Rich, who did not want his full name used to avoid being caught, deals with even more stress because of his extreme measures. When the ban was first in place, the 38-year-old sound technician hid his two pit bulls for four years while he lived in a rented house in Denver, sneaking outside the city for their regular walks. After the ban was lifted, he came out in the open. He walked the dogs in the city's parks and was about to buy a house when the city announced it would resume rounding up pit bulls.

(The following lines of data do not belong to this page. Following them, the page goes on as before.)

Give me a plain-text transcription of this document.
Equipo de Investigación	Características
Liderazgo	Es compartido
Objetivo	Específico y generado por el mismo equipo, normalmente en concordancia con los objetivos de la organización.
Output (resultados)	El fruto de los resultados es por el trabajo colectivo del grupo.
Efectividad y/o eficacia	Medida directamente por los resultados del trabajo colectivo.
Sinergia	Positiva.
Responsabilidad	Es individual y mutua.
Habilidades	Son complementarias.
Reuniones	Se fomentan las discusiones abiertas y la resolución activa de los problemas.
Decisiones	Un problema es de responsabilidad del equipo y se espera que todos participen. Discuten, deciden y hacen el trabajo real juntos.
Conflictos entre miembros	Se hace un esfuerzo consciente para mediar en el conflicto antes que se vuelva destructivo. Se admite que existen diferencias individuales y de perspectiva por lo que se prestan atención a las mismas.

Rich backed out of the house deal, losing thousands of dollars. "Anything's better than being stuck in Denver and not being able to have my kids in my house," he said.

"I love the city of Denver. I wanted to settle here and they chased me out."

Rich had nowhere to go; his work was still in the city. So he jammed a mattress and a small propane-powered stove and refrigerator in the camper shell on his pickup and became a vagabond.

On workdays, he parks in the shade and leaves his pit bulls in the truck with a cooler of ice and the sunroof open. He crosses city limits at night to shower at friends' homes, walk his dogs and sleep with them in the pickup. Meanwhile, he is looking for a house in the suburbs.

In the Vigil household, Robin also was trying to find a new place in the suburbs, so she could live close to Denver with Baby and Chopper.

In the meantime, she planned to take the pit bulls to Mariah's Promise.

Then, at the last moment, her grandparents drove to Denver from their mountain home and offered to take the dogs. Baby and Chopper now live in Fairplay, about 85 miles southwest of Denver.

They will stay there for some time. In the past month, two cities near Denver have also proposed pit bull bans.

The uncertainty has stalled Robin Vigil's dreams of reuniting with Baby and Chopper. She has halted her apartment search because she does not know what town may outlaw pit bulls next.